Status: Needs work » Needs review
FileSize
430 bytes

I updated the panopoly_core patch to reference distro_update beta2. The panopoly distro patch should still be correct.

dsnopek’s picture

Status: Needs review » Needs work
FileSize
674 bytes

I was just about to commit this, but I found a couple issues in distro_update in final testing that I'd like fixed before we include it:

#2326039: PHP notices on /admin/reports/updates
#2326035: Should delete all variables on hook_uninstall()

Also, I decided that panopoly_core.make is perfectly fine place for add distro_update. We're also adding 'devel' and 'uuid' there, so that makes sense to me.

However, I made a couple minor changes to the panopoly profile patch - which is attached. I was just going to make the changes on commit, but now I'm including a new patch here so I don't forget when I do the final commit.

caschbre’s picture

Status: Needs work » Needs review
FileSize
430 bytes

Attached is an updated panopoly_core patch that references beta3. beta3 fixes the two issues noted in #41.

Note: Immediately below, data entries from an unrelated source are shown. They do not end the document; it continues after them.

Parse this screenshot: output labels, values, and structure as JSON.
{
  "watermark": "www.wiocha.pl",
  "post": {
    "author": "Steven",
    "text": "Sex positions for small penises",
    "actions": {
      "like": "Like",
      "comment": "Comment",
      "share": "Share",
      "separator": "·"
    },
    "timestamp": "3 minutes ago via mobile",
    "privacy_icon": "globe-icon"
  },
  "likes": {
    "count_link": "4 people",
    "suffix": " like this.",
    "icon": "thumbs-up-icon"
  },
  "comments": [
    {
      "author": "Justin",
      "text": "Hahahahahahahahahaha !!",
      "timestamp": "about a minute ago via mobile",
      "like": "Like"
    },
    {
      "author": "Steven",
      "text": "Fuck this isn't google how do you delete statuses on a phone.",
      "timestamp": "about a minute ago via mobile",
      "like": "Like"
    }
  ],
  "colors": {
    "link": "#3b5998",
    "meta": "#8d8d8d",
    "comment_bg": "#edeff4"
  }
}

  • dsnopek committed 1df436e on 7.x-1.x
    Update Panopoly Core for #2128959 by caschbre, dsnopek: Replace default...
dsnopek’s picture

Status: Needs review » Fixed

Committed! Thanks, @caschbre, this is huge! The majority of support issues these days come from people updating things they shouldn't, and this should solve this problem nicely. I'm super excited for the next release. :-)

Here's the Travis-CI build:

https://travis-ci.org/panopoly/panopoly/builds/33484126

caschbre’s picture

Awesome! I'm super nervous! lol.

Status: Fixed » Closed (fixed)

Automatically closed - issue fixed for 2 weeks with no activity.